A quantum computing initiative established by researchers from Harvard and MIT, QuEra, recently published a roadmap for the most ambitious quantum technology we have seen to date. The company is preparing to launch a quantum computer by 2026 that will contain 100 logical qubits and 10,000 physical qubits. They also claim that the planned system will demonstrate a practical quantum advantage, meaning it will be able to perform useful computational features that classical binary computers cannot do.
A Notable Step in the Field of Quantum Computing
According to the roadmap, if successful, a series of milestones will place QuEra at the forefront of the quantum computing industry. While IBM, considered the current leader of the quantum market, plans to launch a similar system in 2027, Google and Microsoft also have similar systems. According to QuEra, the company will develop systems with 256 and 3,000 physical qubits in 2024 and 2025, respectively, and scale to 10,000 qubits and beyond.
One of the biggest obstacles to scaling quantum computing is the error correction issue. Quantum systems rely on qubits for calculations.

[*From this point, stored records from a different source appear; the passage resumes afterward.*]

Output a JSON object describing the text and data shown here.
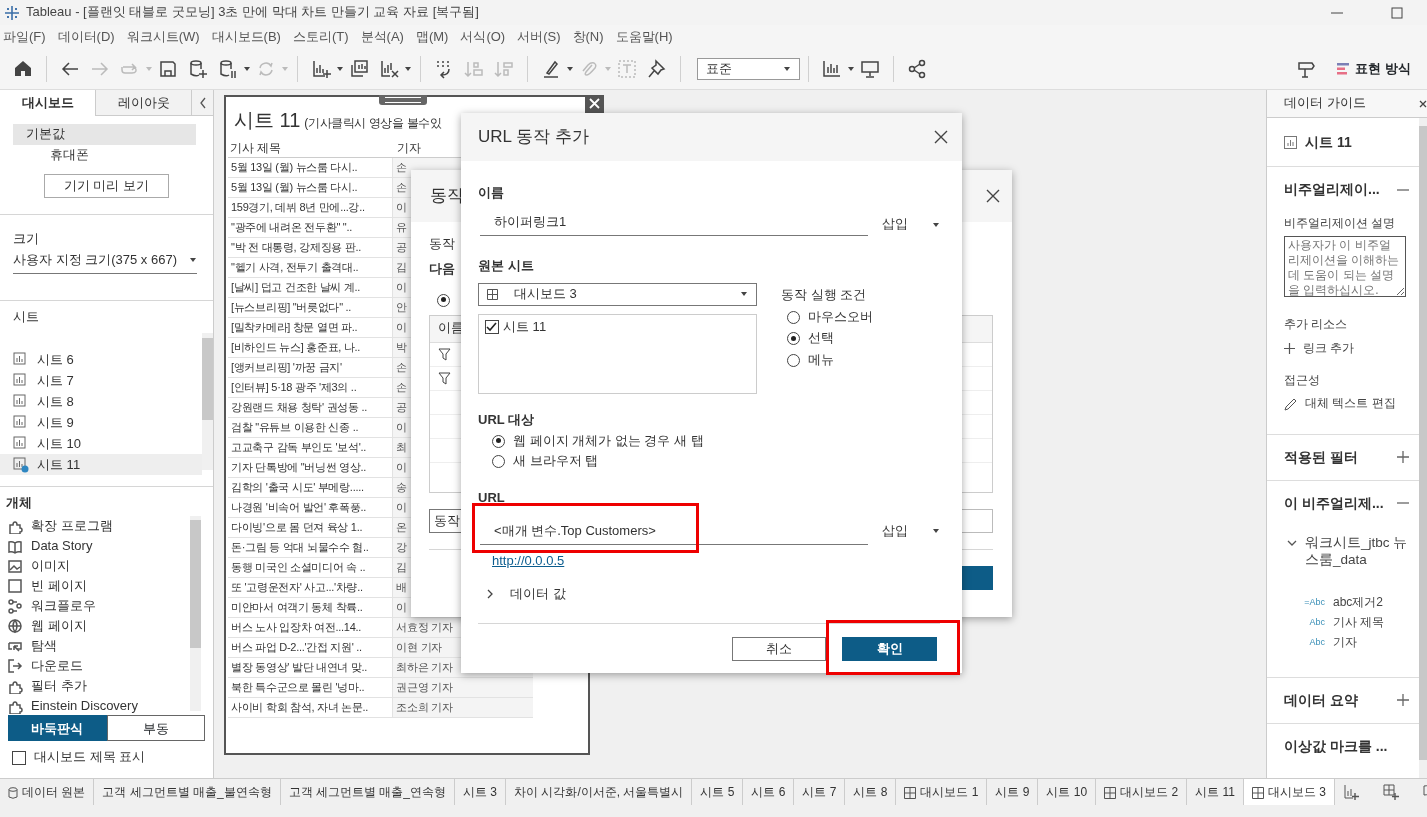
{
  "window": {
    "title": "Tableau - [플랜잇 태블로 굿모닝] 3초 만에 막대 차트 만들기 교육 자료 [복구됨]"
  },
  "menu": [
    "파일(F)",
    "데이터(D)",
    "워크시트(W)",
    "대시보드(B)",
    "스토리(T)",
    "분석(A)",
    "맵(M)",
    "서식(O)",
    "서버(S)",
    "창(N)",
    "도움말(H)"
  ],
  "toolbar": {
    "left_groups": [
      [
        {
          "kind": "home",
          "disabled": false,
          "menu": false
        }
      ],
      [
        {
          "kind": "back",
          "disabled": false,
          "menu": false
        },
        {
          "kind": "forward",
          "disabled": true,
          "menu": false
        },
        {
          "kind": "redo",
          "disabled": true,
          "menu": true
        },
        {
          "kind": "save",
          "disabled": false,
          "menu": false
        },
        {
          "kind": "new-data-source",
          "disabled": false,
          "menu": false
        },
        {
          "kind": "pause-updates",
          "disabled": false,
          "menu": true
        },
        {
          "kind": "refresh",
          "disabled": true,
          "menu": true
        }
      ],
      [
        {
          "kind": "new-sheet",
          "disabled": false,
          "menu": true
        },
        {
          "kind": "duplicate",
          "disabled": false,
          "menu": false
        },
        {
          "kind": "clear-sheet",
          "disabled": false,
          "menu": true
        }
      ],
      [
        {
          "kind": "swap",
          "disabled": false,
          "menu": false
        },
        {
          "kind": "sort-ascending",
          "disabled": true,
          "menu": false
        },
        {
          "kind": "sort-descending",
          "disabled": true,
          "menu": false
        }
      ],
      [
        {
          "kind": "highlight",
          "disabled": false,
          "menu": true
        },
        {
          "kind": "group",
          "disabled": true,
          "menu": true
        },
        {
          "kind": "labels",
          "disabled": true,
          "menu": false
        },
        {
          "kind": "pin",
          "disabled": false,
          "menu": false
        }
      ]
    ],
    "fit": "표준",
    "right_groups": [
      [
        {
          "kind": "show-me",
          "disabled": false,
          "menu": true
        },
        {
          "kind": "presentation",
          "disabled": false,
          "menu": false
        }
      ],
      [
        {
          "kind": "share",
          "disabled": false,
          "menu": false
        }
      ]
    ],
    "show_me_label": "표현 방식"
  },
  "left_panel": {
    "tabs": [
      {
        "label": "대시보드",
        "selected": true
      },
      {
        "label": "레이아웃",
        "selected": false
      }
    ],
    "devices": [
      {
        "label": "기본값",
        "selected": true
      },
      {
        "label": "휴대폰",
        "selected": false
      }
    ],
    "preview_button": "기기 미리 보기",
    "size_label": "크기",
    "size_value": "사용자 지정 크기(375 x 667)",
    "sheets_label": "시트",
    "sheets": [
      {
        "label": "시트 6",
        "selected": false,
        "in_use": false
      },
      {
        "label": "시트 7",
        "selected": false,
        "in_use": false
      },
      {
        "label": "시트 8",
        "selected": false,
        "in_use": false
      },
      {
        "label": "시트 9",
        "selected": false,
        "in_use": false
      },
      {
        "label": "시트 10",
        "selected": false,
        "in_use": false
      },
      {
        "label": "시트 11",
        "selected": true,
        "in_use": true
      }
    ],
    "objects_label": "개체",
    "objects": [
      {
        "kind": "extension",
        "label": "확장 프로그램"
      },
      {
        "kind": "story",
        "label": "Data Story"
      },
      {
        "kind": "image",
        "label": "이미지"
      },
      {
        "kind": "blank",
        "label": "빈 페이지"
      },
      {
        "kind": "workflow",
        "label": "워크플로우"
      },
      {
        "kind": "web",
        "label": "웹 페이지"
      },
      {
        "kind": "navigation",
        "label": "탐색"
      },
      {
        "kind": "download",
        "label": "다운로드"
      },
      {
        "kind": "extension",
        "label": "필터 추가"
      },
      {
        "kind": "extension",
        "label": "Einstein Discovery"
      }
    ],
    "layout_modes": [
      {
        "label": "바둑판식",
        "selected": true
      },
      {
        "label": "부동",
        "selected": false
      }
    ],
    "show_title": {
      "label": "대시보드 제목 표시",
      "checked": false
    }
  },
  "sheet": {
    "title": "시트 11",
    "subtitle": "(기사클릭시 영상을 볼수있",
    "columns": [
      "기사 제목",
      "기자"
    ],
    "rows": [
      {
        "title": "5월 13일 (월) 뉴스룸 다시..",
        "reporter": "손"
      },
      {
        "title": "5월 13일 (월) 뉴스룸 다시..",
        "reporter": "손"
      },
      {
        "title": "159경기, 데뷔 8년 만에...강..",
        "reporter": "이"
      },
      {
        "title": "\"광주에 내려온 전두환\" \"..",
        "reporter": "유"
      },
      {
        "title": "\"박 전 대통령, 강제징용 판..",
        "reporter": "공"
      },
      {
        "title": "\"헬기 사격, 전투기 출격대..",
        "reporter": "김"
      },
      {
        "title": "[날씨] 덥고 건조한 날씨 계..",
        "reporter": "이"
      },
      {
        "title": "[뉴스브리핑] \"버릇없다\" ..",
        "reporter": "안"
      },
      {
        "title": "[밀착카메라] 창문 열면 파..",
        "reporter": "이"
      },
      {
        "title": "[비하인드 뉴스] 홍준표, 나..",
        "reporter": "박"
      },
      {
        "title": "[앵커브리핑] '까꿍 금지'",
        "reporter": "손"
      },
      {
        "title": "[인터뷰] 5·18 광주 '제3의 ..",
        "reporter": "손"
      },
      {
        "title": "강원랜드 채용 청탁' 권성동 ..",
        "reporter": "공"
      },
      {
        "title": "검찰 \"유튜브 이용한 신종 ..",
        "reporter": "이"
      },
      {
        "title": "고교축구 감독 부인도 '보석'..",
        "reporter": "최"
      },
      {
        "title": "기자 단톡방에 \"버닝썬 영상..",
        "reporter": "이"
      },
      {
        "title": "김학의 '출국 시도' 부메랑.....",
        "reporter": "송"
      },
      {
        "title": "나경원 '비속어 발언' 후폭풍..",
        "reporter": "이"
      },
      {
        "title": "다이빙'으로 몸 던져 육상 1..",
        "reporter": "온"
      },
      {
        "title": "돈·그림 등 억대 뇌물수수 혐..",
        "reporter": "강"
      },
      {
        "title": "동행 미국인 소셜미디어 속 ..",
        "reporter": "김"
      },
      {
        "title": "또 '고령운전자' 사고...'차량..",
        "reporter": "배"
      },
      {
        "title": "미얀마서 여객기 동체 착륙..",
        "reporter": "이"
      },
      {
        "title": "버스 노사 입장차 여전...14..",
        "reporter": "서효정 기자"
      },
      {
        "title": "버스 파업 D-2...'간접 지원' ..",
        "reporter": "이현 기자"
      },
      {
        "title": "별장 동영상' 발단 내연녀 맞..",
        "reporter": "최하은 기자"
      },
      {
        "title": "북한 특수군으로 몰린 '넝마..",
        "reporter": "권근영 기자"
      },
      {
        "title": "사이비 학회 참석, 자녀 논문..",
        "reporter": "조소희 기자"
      }
    ]
  },
  "actions_dialog": {
    "title": "동작",
    "intro": "동작",
    "run_label": "다음",
    "radio_selected": true,
    "column": "이름",
    "rows": [
      {
        "filter": true
      },
      {
        "filter": true
      },
      {
        "filter": false
      },
      {
        "filter": false
      },
      {
        "filter": false
      }
    ],
    "add_button": "동작"
  },
  "url_dialog": {
    "title": "URL 동작 추가",
    "name_label": "이름",
    "name_value": "하이퍼링크1",
    "name_insert": "삽입",
    "source_label": "원본 시트",
    "source_value": "대시보드 3",
    "source_sheets": [
      {
        "label": "시트 11",
        "checked": true
      }
    ],
    "run_on_label": "동작 실행 조건",
    "run_on": [
      {
        "label": "마우스오버",
        "selected": false
      },
      {
        "label": "선택",
        "selected": true
      },
      {
        "label": "메뉴",
        "selected": false
      }
    ],
    "target_label": "URL 대상",
    "targets": [
      {
        "label": "웹 페이지 개체가 없는 경우 새 탭",
        "selected": true
      },
      {
        "label": "새 브라우저 탭",
        "selected": false
      }
    ],
    "url_label": "URL",
    "url_value": "<매개 변수.Top Customers>",
    "url_insert": "삽입",
    "url_highlighted": true,
    "url_preview": "http://0.0.0.5",
    "data_values": {
      "label": "데이터 값",
      "expanded": false
    },
    "cancel": "취소",
    "ok": "확인",
    "ok_highlighted": true
  },
  "data_guide": {
    "title": "데이터 가이드",
    "sheet": "시트 11",
    "viz_section": {
      "title": "비주얼리제이...",
      "expanded": true
    },
    "description_label": "비주얼리제이션 설명",
    "description_placeholder": "사용자가 이 비주얼리제이션을 이해하는 데 도움이 되는 설명을 입력하십시오.",
    "resources_label": "추가 리소스",
    "add_link": "링크 추가",
    "accessibility_label": "접근성",
    "alt_text": "대체 텍스트 편집",
    "filters_section": {
      "title": "적용된 필터",
      "expanded": false
    },
    "fields_section": {
      "title": "이 비주얼리제...",
      "expanded": true
    },
    "datasource": {
      "label": "워크시트_jtbc 뉴스룸_data",
      "expanded": true,
      "fields": [
        {
          "type": "=Abc",
          "label": "abc제거2"
        },
        {
          "type": "Abc",
          "label": "기사 제목"
        },
        {
          "type": "Abc",
          "label": "기자"
        }
      ]
    },
    "summary_section": {
      "title": "데이터 요약",
      "expanded": false
    },
    "outliers_section": {
      "title": "이상값 마크를 ..."
    }
  },
  "bottom_tabs": [
    {
      "kind": "datasource",
      "label": "데이터 원본",
      "selected": false
    },
    {
      "kind": "sheet",
      "label": "고객 세그먼트별 매출_불연속형",
      "selected": false
    },
    {
      "kind": "sheet",
      "label": "고객 세그먼트별 매출_연속형",
      "selected": false
    },
    {
      "kind": "sheet",
      "label": "시트 3",
      "selected": false
    },
    {
      "kind": "sheet",
      "label": "차이 시각화/이서준, 서울특별시",
      "selected": false
    },
    {
      "kind": "sheet",
      "label": "시트 5",
      "selected": false
    },
    {
      "kind": "sheet",
      "label": "시트 6",
      "selected": false
    },
    {
      "kind": "sheet",
      "label": "시트 7",
      "selected": false
    },
    {
      "kind": "sheet",
      "label": "시트 8",
      "selected": false
    },
    {
      "kind": "dashboard",
      "label": "대시보드 1",
      "selected": false
    },
    {
      "kind": "sheet",
      "label": "시트 9",
      "selected": false
    },
    {
      "kind": "sheet",
      "label": "시트 10",
      "selected": false
    },
    {
      "kind": "dashboard",
      "label": "대시보드 2",
      "selected": false
    },
    {
      "kind": "sheet",
      "label": "시트 11",
      "selected": false
    },
    {
      "kind": "dashboard",
      "label": "대시보드 3",
      "selected": true
    }
  ]
}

These are somewhat similar to the bits in a binary system but are extremely prone to error due to the nature of quantum physics.
QuEra’s quantum computing architecture is significantly different from its industry counterparts, such as IBM’s product that uses superconducting charge qubits called transmon; because it uses atoms as qubits. A QuEra press release on the subject states:
“Quantum computers can maintain the integrity of quantum information for longer periods by implementing error correction protocols and can perform complex calculations that classical computers cannot reach.”
Key Details Towards the Quantum Revolution
Currently, there is no consensus in the scientific community on when practical quantum advantage will be achieved, or if it will be achieved at all. Scientists are conducting countless experiments using quantum computers to solve problems thought to be unsolvable by classical computers, but most of these are laboratory tests with very little or no practical use outside of running specific algorithms.
However, recent developments, including the work done by the QuEra team, show that the current progress, when scaled, could lead to quantum computing systems capable of performing calculations far beyond the capabilities of any current or theoretically reasonable binary supercomputer.
If realized, this quantum revolution is expected to have significant impacts on cryptography, fintech, chemistry, artificial intelligence, transportation, and countless other fields.